Люк нередко предпринимал для собственного удовольствия продолжительные прогулки пешком по этим плодородным полям. Он иногда встречал там Фейа, фермера, арендовавшего землю у Буажелена; засунув руки в карманы, Фейа молча бродил по полям, с какой-то затаенной мыслью глядя на эти превосходно обработанные земли и. пышные хлеба. Люк знал, что инициатива Ланфана и Ивонно в значительной мере объяснялась влиянием Фейа; знал Люк и то, что они до сей поры советуются с Фейа.
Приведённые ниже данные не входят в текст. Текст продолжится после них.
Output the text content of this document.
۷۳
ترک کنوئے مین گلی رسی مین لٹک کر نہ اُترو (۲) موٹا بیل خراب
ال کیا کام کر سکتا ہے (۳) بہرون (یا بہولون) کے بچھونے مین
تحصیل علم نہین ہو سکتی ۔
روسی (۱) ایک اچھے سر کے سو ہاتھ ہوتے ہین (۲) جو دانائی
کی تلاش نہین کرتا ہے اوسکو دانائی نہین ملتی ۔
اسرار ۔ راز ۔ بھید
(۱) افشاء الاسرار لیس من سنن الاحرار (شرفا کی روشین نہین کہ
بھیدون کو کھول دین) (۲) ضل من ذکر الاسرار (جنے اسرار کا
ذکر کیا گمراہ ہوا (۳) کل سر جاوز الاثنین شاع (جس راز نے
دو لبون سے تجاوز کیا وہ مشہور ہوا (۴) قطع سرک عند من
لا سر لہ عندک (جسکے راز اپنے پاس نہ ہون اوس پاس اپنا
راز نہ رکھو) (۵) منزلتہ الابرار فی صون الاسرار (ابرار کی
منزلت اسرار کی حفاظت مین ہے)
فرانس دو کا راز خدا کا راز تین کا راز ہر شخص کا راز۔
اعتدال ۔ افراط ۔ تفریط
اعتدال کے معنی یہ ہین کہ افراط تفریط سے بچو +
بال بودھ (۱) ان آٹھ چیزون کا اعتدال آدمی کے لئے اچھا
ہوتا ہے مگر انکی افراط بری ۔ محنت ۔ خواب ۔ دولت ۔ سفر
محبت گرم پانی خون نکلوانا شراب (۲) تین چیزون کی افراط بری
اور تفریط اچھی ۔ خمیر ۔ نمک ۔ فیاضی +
Поэтому молодой инженер был крайне удивлен тем плачевным состоянием, в котором находилась земля, арендованная Фейа у Буажелена: в сравнении с богатейшим владением комбеттцев скудные поля фермы казались необработанным пустырем.
Однажды утром Люк шел с Фейа по дороге, разделявшей оба землевладения; они беседовали. Люк не мог удержаться, чтобы не высказать Фейа свое удивление.
— Скажите, Фейа, неужели вам не стыдно так плохо возделывать землю, когда рядом с ней, по ту сторону дороги, лежит великолепно обработанная земля ваших соседей? К тому же ваши собственные интересы должны бы, казалось, побудить вас к энергичной и разумной работе, а я знаю, что вы вполне на нее способны.
Фермер молча улыбнулся. Но потом решился быть откровенным.
— Ах, господин Люк! Стыд — чувство слишком деликатное для нас, бедняков. Что ж касается моих интересов, то они как раз в том и состоят, чтобы извлекать из этой не принадлежащей мне земли ровно столько, сколько мне нужно для жизни. Я обрабатываю поле настолько, чтобы оно обеспечило мне необходимое количество хлеба, — не больше; только простофиля стал бы работать больше, удобрять почву, ухаживать за землей: ведь выгадал бы от этого лишь господин Буажелен, который всегда может выгнать меня вон по истечении срока аренды… Нет, нет! Чтобы превратить поле в доброе поле, нужно, чтобы оно было твоим, а еще лучше — общим.